Em termos de qualidade técnica e artística, a programação era inicialmente modesta. Os primeiros produtores de rádio tiveram que tentar equilibrar a demanda cultural e o sucesso comercial com os menores custos de produção possíveis. Na primeira transmissão, portanto, em outubro de 1923, não havia um único texto jornalístico, nenhum comentário ou reportagem - mas já havia um bloco de publicidade.
Demanda por entretenimento
Um entretenimento leve era o que os ouvintes mais buscavam. Um levantamento concluiu que 83% dos entrevistados colocavam a opereta em primeiro lugar, relegando ao segundo posto os programas de atualidade.
Não obstante, o novo meio popularizou estilos musicais como o jazz e o popular schlager alemão (espécie de balada sentimental), permitindo que centenas de milhares de pessoas tivessem acesso às músicas clássica e contemporânea. Um exemplo disso foi o que se tornou a primeira transmissão mundial ao vivo na história do rádio: a ópera Tristão e Isolda, de Richard Wagner, conduzida por Friedrich Furtwängler no Teatro do Festival de Bayreuth. Mais de 200 emissoras do mundo se conectaram para acompanhar o evento histórico.
Em 1929, o rádio apresentou outra inovação: a reportagem local.

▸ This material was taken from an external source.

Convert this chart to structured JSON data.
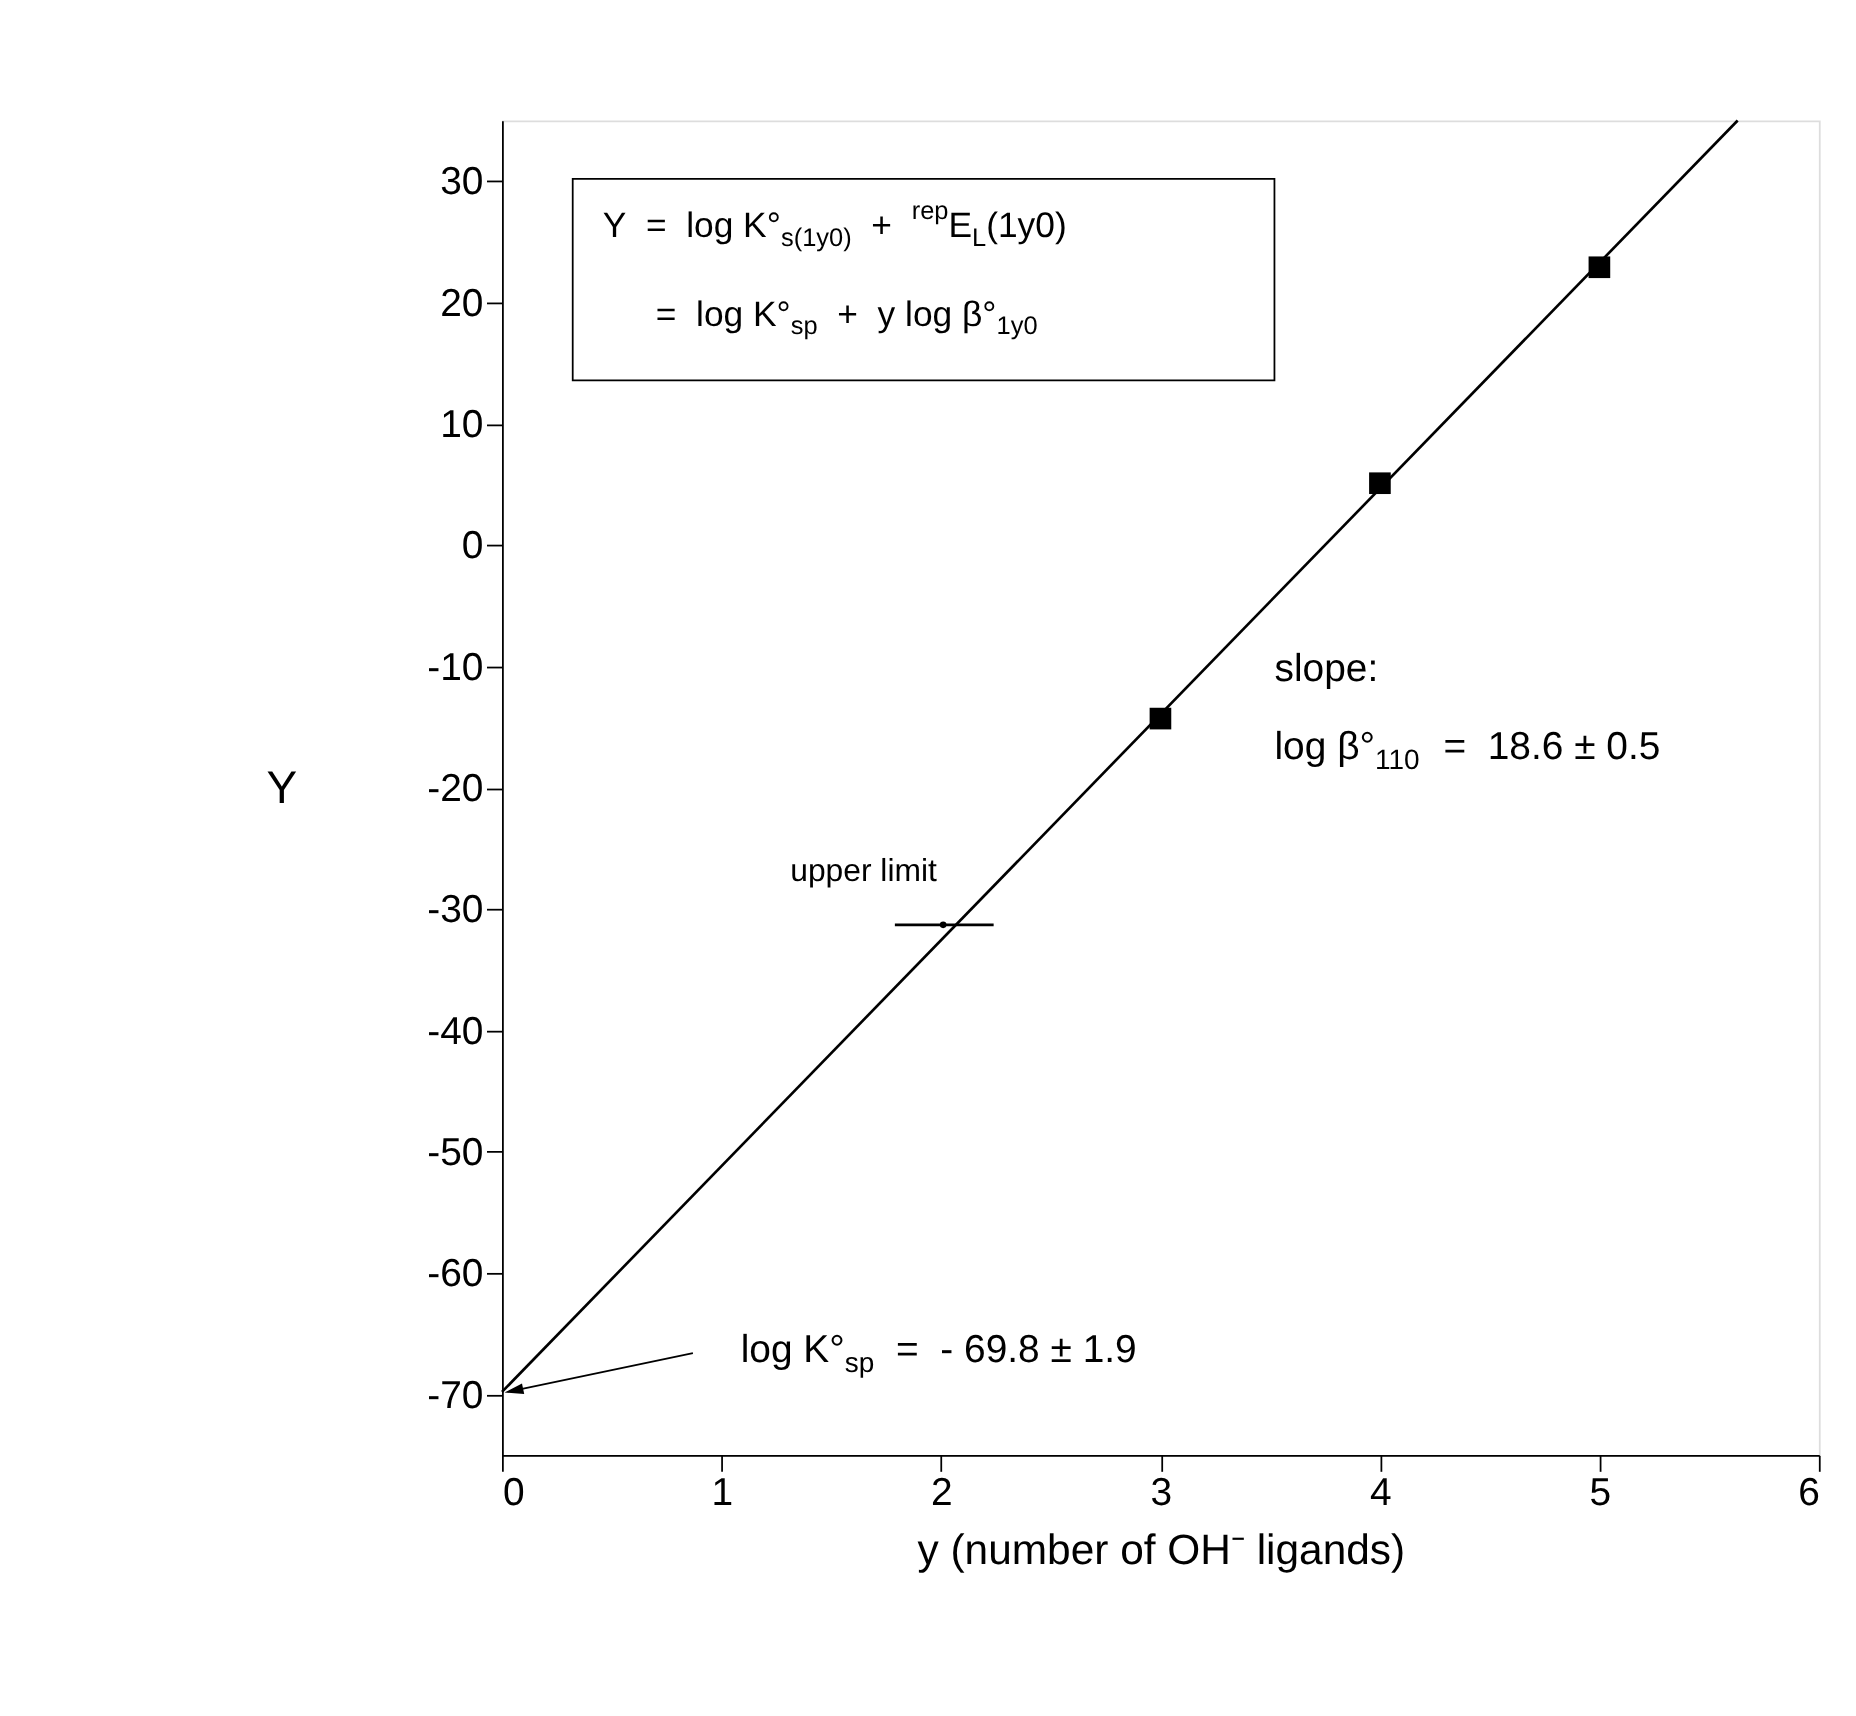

Os repórteres deixavam o estúdio, iam para um campo esportivo, sobrevoavam Berlim num balão ou acompanhavam o dia a dia de mineiros do Vale do Ruhr em sua labuta subterrânea.
O rádio como ferramenta de propaganda
Uma coisa logo ficou clara para aqueles que estavam por trás dos microfones: o rádio era um meio veloz - ou pelo menos mais veloz que o jornal impresso. Outra coisa também chamou a atenção: muitas vezes, era a própria transmissão radiofônica que se tornava o grande acontecimento, e não a notícia em si. A experiência ao vivo no local, como num jogo de futebol, por exemplo, numa peça de rádio ou num grande teatro, era única e irreproduzível.
Coube aos nazistas encerrar o primeiro capítulo da radiodifusão alemã. Além de usarem o rádio de forma sistemática para alcançar seus objetivos antissemitas e belicosos, houve ainda os chamados "expurgos" pessoais, levando à expulsão de judeus e dissidentes políticos de seus cargos no setor da radiodifusão.